In this example below, we used 4000 test tickets to generate the confusion matrices at no threshold and at a 0.7 threshold setting. Without a threshold setting, the overall accuracy of the model is 64%. With a threshold setting of 0.7, prediction accuracy increases to 83% a trade-off in terms of automation rate, where 54% of tickets would have automated predictions.
Figure 3 Model accuracy 64%, Automation rate 100% (no threshold setting)
Figure 4 Model accuracy 83%, Automation rate 54% (0.7 threshold setting)
At this point, it is often up to the business to decide whether the remaining errors are acceptable based on the context of the categories. In future it would be interesting to see if there can be automated suggestions to business based on past decisions or other boundary conditions.
Lesson #3: Real-world data is messy
One of the most frequently asked questions is, “How should I pre-process my data to get better model accuracies?” We always ask: “Would you pre-process your inference data in the same way when making classification calls?”
Some customers also choose to overcome the categorical imbalance problem by dropping minority classes from their training data. Similarly, we would ask: “Would you be okay with false positives in your majority classes, or that the model would never predict a minority class?”
The reality is that customer support tickets in an omnichannel call center tend to be messy. It is a mix of emails (with headers and footers), manually created tickets (short text with little description), webforms (looking like emails but with field labels and descriptions), and even social media messages (short text with acronyms and emojis).
The problem with investing too much into data pre-processing (to achieve high model training accuracy for a particular training dataset) is that the model is not going to perform very well in all cases.
In cases, where customers integrate the API directly to custom-built applications, and where the use case involves tickets that come from a single channel, it makes sense to invest in data pre-processing applied in the same way to training and inference data. For example:
- For emails, identifying actual email text body by removing headers and footers
- For webforms, identifying actual long text description from a text body
We hope that through this sharing of our lessons learned, it can demystify machine learning for customers who are interested in using this technology to categorise service tickets.
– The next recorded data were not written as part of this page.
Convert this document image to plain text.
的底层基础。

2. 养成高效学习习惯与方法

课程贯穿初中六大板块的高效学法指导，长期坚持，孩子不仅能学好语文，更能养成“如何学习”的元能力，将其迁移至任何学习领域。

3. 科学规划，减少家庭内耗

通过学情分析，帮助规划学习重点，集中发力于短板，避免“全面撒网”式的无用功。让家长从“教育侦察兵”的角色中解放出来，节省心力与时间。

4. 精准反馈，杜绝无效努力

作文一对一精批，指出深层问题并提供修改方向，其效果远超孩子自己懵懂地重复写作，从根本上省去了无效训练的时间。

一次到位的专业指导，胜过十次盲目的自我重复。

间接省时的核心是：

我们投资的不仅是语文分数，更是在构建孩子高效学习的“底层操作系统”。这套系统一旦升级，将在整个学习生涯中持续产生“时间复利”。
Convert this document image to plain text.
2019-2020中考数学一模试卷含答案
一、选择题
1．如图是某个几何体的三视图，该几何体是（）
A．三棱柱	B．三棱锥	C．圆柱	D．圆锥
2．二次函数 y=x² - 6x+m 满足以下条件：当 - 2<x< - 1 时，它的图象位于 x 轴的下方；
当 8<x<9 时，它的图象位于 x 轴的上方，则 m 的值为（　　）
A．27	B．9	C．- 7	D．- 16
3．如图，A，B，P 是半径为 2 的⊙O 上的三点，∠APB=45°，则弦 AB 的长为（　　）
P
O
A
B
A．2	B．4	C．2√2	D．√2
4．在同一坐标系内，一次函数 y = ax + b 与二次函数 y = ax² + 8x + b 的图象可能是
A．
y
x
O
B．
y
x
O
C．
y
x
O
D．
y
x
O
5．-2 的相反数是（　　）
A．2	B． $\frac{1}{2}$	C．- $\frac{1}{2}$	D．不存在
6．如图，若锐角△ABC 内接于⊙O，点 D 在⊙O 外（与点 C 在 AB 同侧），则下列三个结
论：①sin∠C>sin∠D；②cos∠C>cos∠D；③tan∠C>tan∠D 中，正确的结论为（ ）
Service Cloud Enterprise customers can already get started with exploring the machine learning scenarios besides ticket categorisation.
Service Ticket Intelligence can also be consumed directly as a business service on the SAP Cloud Platform via the consumption model.
For on-premise customers, check out our CRM Integration Guide and this blog post with an overview of the solution setup.
Very Informative blog. I just wanted to know if the service ticket intelligence service have any kind of "Incremental learning" feature? If yes, Can you provide me few information regarding the same?
Hi Samarth, you can refer to our documentation where there's information on incremental training for both the classification and recommendation API.